R for free API query:

tweets <- search_tweets(q = "humboldt", #search term
                      n = 10000,   #maximum number of tweets to return
                      include_rts = FALSE, #whether or not to include retweets
                      retryonratelimit = TRUE, #deals with limits on searching -- keep this
                      geocode = lookup_coords("usa"), #accesses geocode for locations -- important for mapping
                      lang = "en" #language,
)

This results in 615 tweets for 4/22 UTC


#2

Hi @willcipolli - have you dug into the quality of the data? The search methods are different between the premium Search API and standard statuses/search


#3

@happycamper What do you mean the quality of the data?

The two methods I posted are different:

  • The top uses the premium API through python’s ``searchtweets" library. I can confirm these are querying my premium account by the count shown in my account dashboard.
  • The bottom uses the free API through R’s ``rtweet" library.

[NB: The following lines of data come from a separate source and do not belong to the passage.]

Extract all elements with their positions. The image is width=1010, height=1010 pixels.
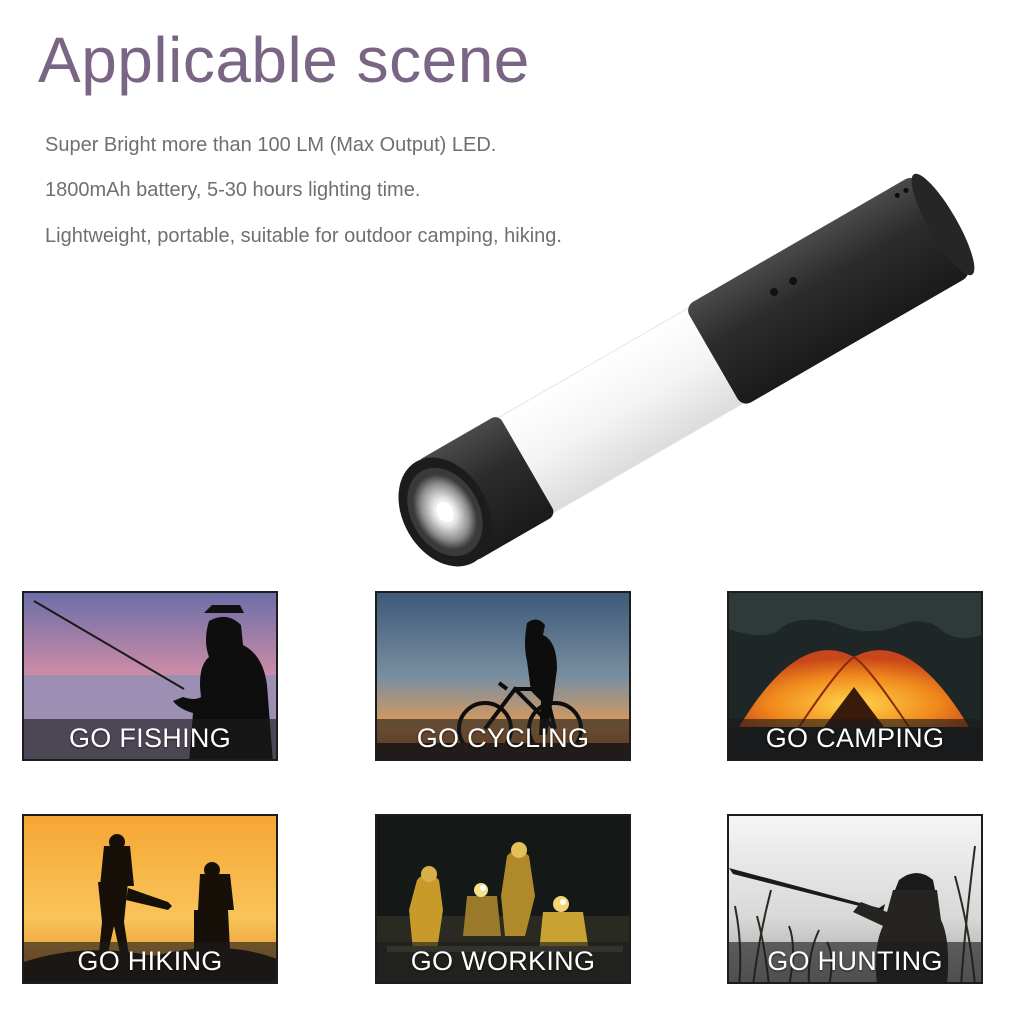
scene-tile-fishing: GO FISHING xyxy=(22,591,278,761)
scene-label-camping: GO CAMPING xyxy=(765,723,945,754)
scene-label-fishing: GO FISHING xyxy=(68,723,231,754)
flashlight-image xyxy=(398,173,975,567)
scene-tile-hunting: GO HUNTING xyxy=(727,814,983,984)
scene-tile-working: GO WORKING xyxy=(375,814,631,984)
scene-label-hiking: GO HIKING xyxy=(77,946,223,977)
scene-label-cycling: GO CYCLING xyxy=(416,723,590,754)
scene-label-working: GO WORKING xyxy=(410,946,596,977)
scene-label-hunting: GO HUNTING xyxy=(767,946,943,977)
scene-tile-cycling: GO CYCLING xyxy=(375,591,631,761)
scene-tile-camping: GO CAMPING xyxy=(727,591,983,761)
scene-tile-hiking: GO HIKING xyxy=(22,814,278,984)
product-image-area xyxy=(0,0,1010,600)
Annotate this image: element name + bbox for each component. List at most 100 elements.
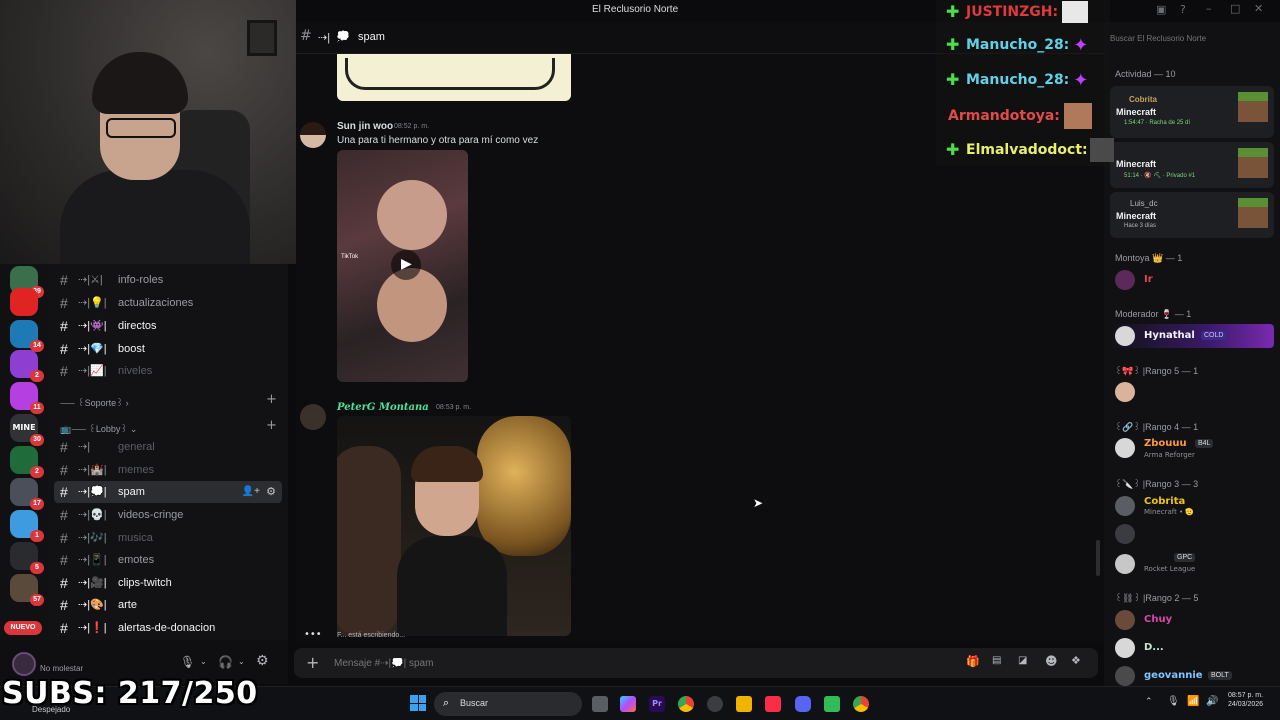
channel-item-spam[interactable]: # ⇢|💭| spam 👤+ ⚙ [54, 481, 282, 503]
taskbar-search[interactable]: ⌕ Buscar [434, 692, 582, 716]
channel-item[interactable]: # ⇢|🎥| clips-twitch [54, 572, 332, 594]
gear-icon[interactable]: ⚙ [266, 481, 276, 503]
server-icon[interactable]: 5 [10, 542, 44, 574]
app-icon[interactable] [707, 696, 723, 712]
headphones-icon[interactable]: 🎧 [218, 655, 233, 669]
gif-icon[interactable]: ▤ [992, 655, 1001, 666]
avatar[interactable] [12, 652, 36, 676]
channel-item[interactable]: # ⇢| general [54, 436, 332, 458]
server-icon[interactable]: 14 [10, 320, 44, 352]
clock[interactable]: 08:57 p. m. 24/03/2026 [1228, 692, 1263, 708]
server-icon[interactable]: 11 [10, 382, 44, 414]
search-input[interactable] [1110, 30, 1274, 46]
invite-icon[interactable]: 👤+ [242, 481, 260, 503]
message-input[interactable] [334, 654, 894, 672]
add-attachment-icon[interactable]: + [306, 653, 319, 672]
premiere-icon[interactable]: Pr [649, 696, 665, 712]
settings-gear-icon[interactable]: ⚙ [256, 653, 269, 669]
member-name[interactable]: Cobrita [1144, 496, 1185, 507]
emoji-icon[interactable]: ☻ [1045, 654, 1058, 668]
server-icon[interactable]: 57 [10, 574, 44, 606]
gift-icon[interactable]: 🎁 [966, 655, 980, 668]
copilot-icon[interactable] [620, 696, 636, 712]
minimize-icon[interactable]: – [1206, 2, 1212, 15]
image-attachment[interactable] [337, 416, 571, 636]
channel-item[interactable]: # ⇢|❗| alertas-de-donacion [54, 617, 332, 639]
category-lobby[interactable]: 📺⸺ ꒰Lobby꒱ ⌄ [60, 422, 137, 435]
close-icon[interactable]: ✕ [1254, 2, 1263, 15]
video-attachment[interactable]: ▶ TikTok [337, 150, 468, 382]
activity-card[interactable]: Cobrita Minecraft 1:54:47 · Racha de 25 … [1110, 86, 1274, 138]
avatar[interactable] [1115, 382, 1135, 402]
avatar[interactable] [1115, 326, 1135, 346]
server-icon[interactable] [10, 288, 38, 316]
image-attachment[interactable] [337, 54, 571, 101]
add-channel-icon[interactable]: + [266, 392, 277, 407]
chrome-icon[interactable] [853, 696, 869, 712]
channel-item[interactable]: # ⇢|💡| actualizaciones [54, 292, 332, 314]
member-name[interactable]: Hynathal [1144, 330, 1195, 341]
category-support[interactable]: ⸺ ꒰Soporte꒱ › [60, 396, 129, 409]
hash-icon: # [60, 363, 68, 379]
message-author[interactable]: Sun jin woo [337, 121, 393, 132]
channel-item[interactable]: # ⇢|💎| boost [54, 338, 332, 360]
server-icon[interactable]: 2 [10, 446, 44, 478]
message-author[interactable]: PeterG Montana [337, 402, 429, 413]
chrome-icon[interactable] [678, 696, 694, 712]
play-button[interactable]: ▶ [391, 250, 421, 280]
avatar[interactable] [1115, 496, 1135, 516]
avatar[interactable] [300, 404, 326, 430]
avatar[interactable] [300, 122, 326, 148]
volume-icon[interactable]: 🔊 [1206, 696, 1218, 707]
hash-icon: # [60, 597, 68, 613]
channel-item[interactable]: # ⇢|🎶| musica [54, 527, 332, 549]
chevron-down-icon[interactable]: ⌄ [238, 657, 245, 666]
avatar[interactable] [1115, 638, 1135, 658]
task-view-icon[interactable] [592, 696, 608, 712]
discord-icon[interactable] [795, 696, 811, 712]
add-channel-icon[interactable]: + [266, 418, 277, 433]
channel-item[interactable]: # ⇢|🎨| arte [54, 594, 332, 616]
avatar[interactable] [1115, 554, 1135, 574]
channel-item[interactable]: # ⇢|⚔| info-roles [54, 269, 332, 291]
activity-card[interactable]: Minecraft 51:14 · 🔇 ⛏ · Privado #1 [1110, 142, 1274, 188]
wifi-icon[interactable]: 📶 [1187, 696, 1199, 707]
member-name[interactable]: Zbouuu [1144, 438, 1187, 449]
member-name[interactable]: D... [1144, 642, 1164, 653]
server-icon[interactable]: 1 [10, 510, 44, 542]
microphone-icon[interactable]: 🎙 [180, 655, 195, 669]
app-icon[interactable] [824, 696, 840, 712]
avatar[interactable] [1115, 666, 1135, 686]
message-timestamp: 08:52 p. m. [394, 123, 430, 130]
channel-item[interactable]: #⇢|👾|directos16 [54, 315, 332, 337]
server-icon[interactable]: MINE 30 [10, 414, 44, 446]
windows-start-icon[interactable] [410, 695, 426, 711]
channel-arrow: ⇢| [318, 32, 331, 44]
channel-item[interactable]: # ⇢|📈| niveles [54, 360, 332, 382]
new-badge: NUEVO [4, 621, 42, 635]
member-name[interactable]: Chuy [1144, 614, 1172, 625]
activity-card[interactable]: Luis_dc Minecraft Hace 3 días [1110, 192, 1274, 238]
help-icon[interactable]: ? [1180, 3, 1186, 16]
channel-item[interactable]: # ⇢|🏰| memes [54, 459, 332, 481]
apps-icon[interactable]: ❖ [1071, 654, 1081, 667]
sticker-icon[interactable]: ◪ [1018, 655, 1027, 666]
avatar[interactable] [1115, 270, 1135, 290]
inbox-icon[interactable]: ▣ [1156, 3, 1166, 16]
avatar[interactable] [1115, 524, 1135, 544]
member-name[interactable]: geovannie [1144, 670, 1203, 681]
music-icon[interactable] [765, 696, 781, 712]
member-name[interactable]: Ir [1144, 274, 1153, 285]
server-icon[interactable]: 17 [10, 478, 44, 510]
avatar[interactable] [1115, 438, 1135, 458]
channel-item[interactable]: # ⇢|💀| videos-cringe [54, 504, 332, 526]
server-icon[interactable]: 2 [10, 350, 44, 382]
avatar[interactable] [1115, 610, 1135, 630]
microphone-icon[interactable]: 🎙 [1167, 696, 1180, 707]
chevron-up-icon[interactable]: ⌃ [1145, 697, 1153, 707]
scrollbar[interactable] [1096, 540, 1100, 576]
maximize-icon[interactable]: □ [1230, 2, 1240, 15]
file-explorer-icon[interactable] [736, 696, 752, 712]
chevron-down-icon[interactable]: ⌄ [200, 657, 207, 666]
channel-item[interactable]: # ⇢|📱| emotes [54, 549, 332, 571]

My questions isn’t about what data or the quality of data being returned, but the number of tweets captured.

Running the following in Python with my premium credentials I get 18 tweets.

rule = gen_rule_payload("(humbolt) -is:retweet lang:en",
                         from_date="2018-05-09",  # UTC 2018-04-05 00:00
                         to_date="2018-05-10",  # UTC 2018-04-21 00:00
                        results_per_call=500)

tweets = collect_results(rule,
                         max_results=200000,
                         result_stream_args=premium_search_args)
len(tweets)
18

Using my free-api credentials in R I get over 350 tweets.

> tweets <- search_tweets(q = "humboldt", #search term
+                         n = 10000,   #maximum number of tweets to return
+                         include_rts = FALSE, #whether or not to include retweets
+                         retryonratelimit = TRUE, #deals with limits on searching -- keep this
+                         geocode = lookup_coords("usa"), #accesses geocode for locations --                            important for mapping
+                         lang = "en", #language
+                         since="2018-05-09",until="2018-05-10"
+ )
Searching for tweets...
Finished collecting tweets!
> length(unique(tweets$text)) ##how many tweets did we collect?
[1] 355

#4

Could you please provide more information about the difference between these two search methods? I have experiencing the same thing. I search with Standard API this q=%23customerexperience%20%23omnichannel%20-filter%3Aretweets%20-filter%3Amedia%20filter%3Alinks&lang=en&count=100&result_type=recent
and with Premium API Sandbox this
rule = gen_rule_payload("#customerexperience #omnichannel lang:en -has:media has:links", to_date=to_date, results_per_call=100)
where to_date is the date of the oldest tweet found by Standard API. Standard search gets 37 results for the last 7 days and 30day Sandbox get 11 tweets.


#5

The operators used with the two different products behave in different ways, ie match on different JSON objects, which could be the cause of this. As Emily suggested, have you investigated the quality of the results between the two APIs?

I personally recommend that you stick to the Premium product as much as possible, as we invest a lot more energy into this newer product.